I felt guilty for that. Mom-guilt is a bitch.

So here I was, walking right on past the elevators that we had grown to know so well and down the hall to the unknown. As I continued walking, I began passing students of McMaster and not patients. Again, it was so surreal. I was extremely nervous as I walked closer to the door that literally divided two worlds for me. And then I did it: I opened that door and you know what? It was still me. I was still a mom on the other side of that door. I still felt all the emotions that I normally feel when I am at McMaster: fear, anxiety, hope - but this time it was two-fold. I was finally allowing myself to think outside of being a mom and to truly immerse myself in the thoughts and feelings that come with being a student. I sat in the lecture room and listened to current midwifery students talk about their experience and all I kept thinking was "I got this. I can do this!" I checked my phone a zillion times in case I didn't hear it ring, on the loudest ring set possible, if the kids needed me. They didn't.
And when I got home, they were tucked in bed fast asleep and I felt that feeling again. Guilt. I am not going to say that I didn't cry because I did. Oh boy, did I ever. But it felt so good. I cried because I secretly hated that it wasn't me that put them to bed. And then I cried even more at the realization that when I am in school and then working as a midwife, there will be many nights that it is not me kissing them before they go to bed. And then I continued to cry even harder at the realization that I was getting close - I can truly say that not long ago being a midwife was nothing but a dream. It's getting closer, I can feel it. Whether it be this year or next, I will get into that program.
And my kids will see that even though it is hard, their mama is going after her dreams - and more than me wanting so deeply to pursue my goals, is my desire to show my kids that nothing you set your mind to is impossible. There are no limitations to what you can do if you work hard.

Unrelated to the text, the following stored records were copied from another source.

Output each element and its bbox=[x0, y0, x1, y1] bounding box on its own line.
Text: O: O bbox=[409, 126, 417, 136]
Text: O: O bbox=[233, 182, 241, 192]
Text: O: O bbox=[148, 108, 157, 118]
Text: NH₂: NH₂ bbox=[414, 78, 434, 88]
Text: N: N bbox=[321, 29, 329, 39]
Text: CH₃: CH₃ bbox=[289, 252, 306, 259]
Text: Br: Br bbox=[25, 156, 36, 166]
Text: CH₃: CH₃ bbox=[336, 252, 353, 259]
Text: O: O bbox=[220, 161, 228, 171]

As I watch Aubrey climb on her brother's dresser as I type this, I am flooded with tremendous feelings of pure gratitude. I have learned more about myself since having kids than I ever dreamed I would. Being faced with health concerns has taught me that, while there may never be solid answers, we are always given the choice. We can grow from it or we can wither away from it. We can appreciate the good and the bad that come with each situation or we can only see the bad. We can walk down that hall of the unknown with hesitation or with hope. I choose hope.